You’ve probably seen people doing workouts using resistance bands as an alternative to lifting weights. However, have you ever seen anyone using resistance bands in conjunction with the weights? For example, have you seen a lifter bench pressing with bands attached to the bar or curling dumbbells and bands at the same time? Though these variations might seem more of a novelty factor than anything, they could be welcome additions to your training.
Types of Resistance Bands
Before digging into why you should be using resistance bands, you have to first know which kind you should be using. There are actually many different types of resistance band products on the market, but the main discussion here is the bands themselves. There are some that look like surgical tubing – single elastic cords with a handle or apparatus on either end. Then there are some that are giant loops that look like grossly oversized rubber bands.
While the former can be good as a standalone piece of equipment, it’s the latter you should be using with the weights. This is because they’re the most versatile and one end can be easily anchored in order to stretch it while lifting.
Dumbbell Exercises Using Resistance Bands
Virtually any dumbbell exercise that has you standing to perform it could be done while using resistance bands. This could be a good alternative for someone training at home or on the road when bigger dumbbells may not be available, yet you still want to go heavy. Below are a few examples to get you started:
- Curls – Grab a band and a dumbbell in each hand. Stand on the other end of each band with either foot so that the band is slightly taut when your hands are at your sides. Then perform your dumbbell curls as per normal, stretching a band each time you curl a dumbbell up.
- Upright row – Your setup is similar to that of the dumbbell curl, only instead of curling each hand to your shoulder, you’ll perform upright rows, simultaneously pulling the dumbbells to your shoulders while stretching the bands.
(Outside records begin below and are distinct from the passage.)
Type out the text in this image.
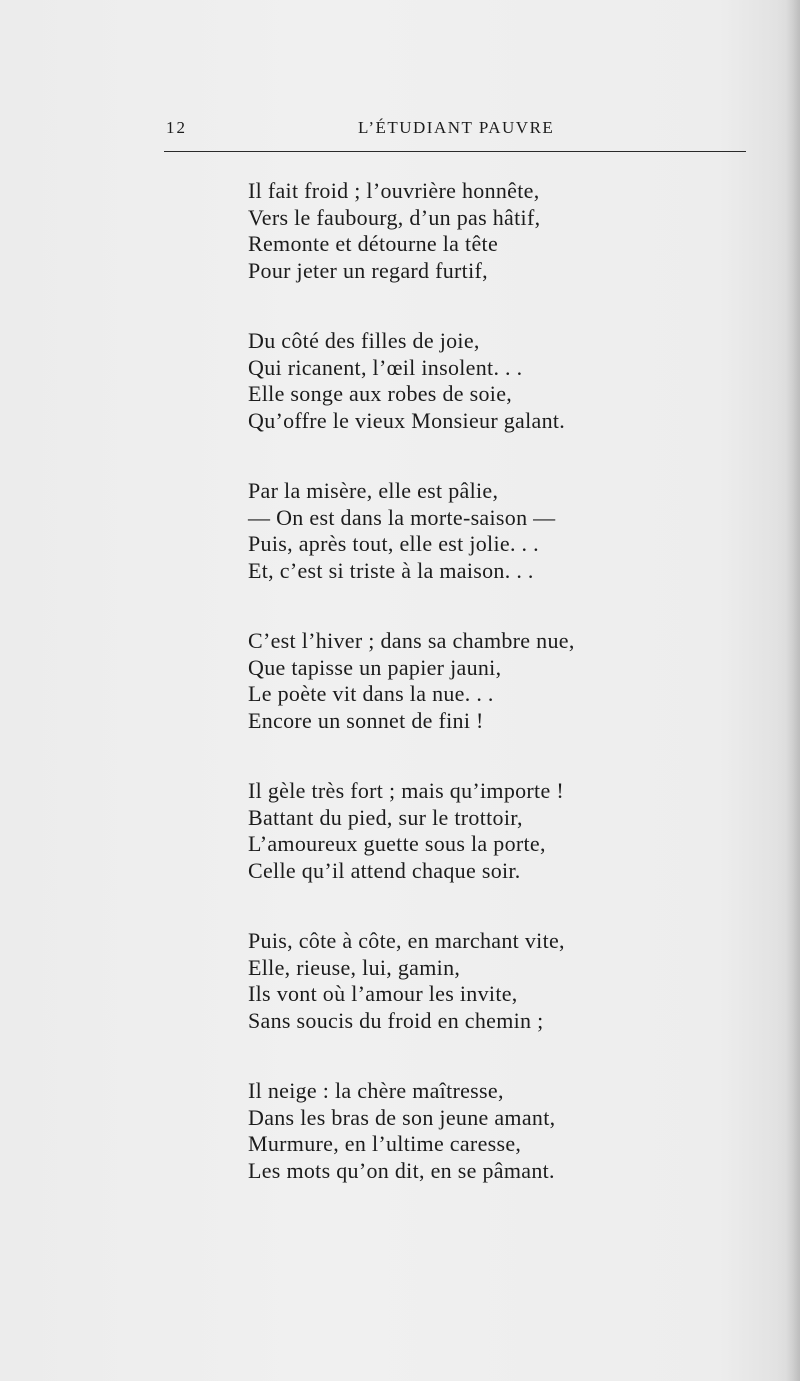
12	L’ÉTUDIANT PAUVRE
Il fait froid ; l’ouvrière honnête,
Vers le faubourg, d’un pas hâtif,
Remonte et détourne la tête
Pour jeter un regard furtif,
Du côté des filles de joie,
Qui ricanent, l’œil insolent. . .
Elle songe aux robes de soie,
Qu’offre le vieux Monsieur galant.
Par la misère, elle est pâlie,
— On est dans la morte-saison —
Puis, après tout, elle est jolie. . .
Et, c’est si triste à la maison. . .
C’est l’hiver ; dans sa chambre nue,
Que tapisse un papier jauni,
Le poète vit dans la nue. . .
Encore un sonnet de fini !
Il gèle très fort ; mais qu’importe !
Battant du pied, sur le trottoir,
L’amoureux guette sous la porte,
Celle qu’il attend chaque soir.
Puis, côte à côte, en marchant vite,
Elle, rieuse, lui, gamin,
Ils vont où l’amour les invite,
Sans soucis du froid en chemin ;
Il neige : la chère maîtresse,
Dans les bras de son jeune amant,
Murmure, en l’ultime caresse,
Les mots qu’on dit, en se pâmant.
- Overhead press – Step on one side of a band with either foot similar to the dumbbell curl above, then position the dumbbells at your shoulders in the starting position of an overhead press. Ensure your band doesn’t provide so much resistance that you’re not able to comfortably press the dumbbells all the way up.
- Double dumbbell row – Take a narrow stance with your feet, standing on the middle of a single band. Then grab a dumbbell in either hand while gripping either end of the band. Get into a position as if you wanted to do bent over barbell rows, only using dumbbells. As you row the dumbbells simultaneously to your torso, you’ll also be stretching the band.
Barbell Exercises Using Resistance Bands
Barbell curls, upright rows, and bent over barbell rows could all be done in similar fashion as their dumbbell counterparts just described. However, there are other barbell exercises that could easily be done while using resistance bands:
- Deadlift – The setup for this would be similar to the double dumbbell row described above. Drape each end of a band around the center section of a bar while you stand on the middle of said band. If the band isn’t taut before pulling the bar off the floor, “bunch” up some of the band between your feet so that there’s tension in the section of the band that runs from outside of your foot to the bar.
- Bench press – This is one of the absolute best exercises to do while using resistance bands. All you have to do is loop one end of the band around the bar (outside of the weight plates), run it underneath the bench itself, then loop the other end over the other end of the bar.
- Squat – Cinch one end of a band to the bottom of your squat rack, then loop the other end around the bar outside the weight plates. Repeat this on the other side. The big benefit here is that since a band’s resistance increases as it stretches, you can overload the top end of the rep where you’re much stronger to better work the legs.
- Lying triceps extensions – Grab a free standing bench and set a loaded EZ curl bar on one end. Loop a band around either end and under the bench similar to how you would for bench press. The only real drawback to this is that because the bar will already be under tension, you’ll probably need a training partner to pick the bar up and hand it to you as you lie down on the bench.
The only limit to the weight training exercises you can do while using resistance bands is only your imagination. While many strength and performance coaches prefer using resistance bands with big, compound strength movements such as the bench, squat, and deadlift, you can still use them to add a new level of difficulty to other exercises, too. When you feel like your program needs something new, try adding any of the above in place of their otherwise “regular” counterparts.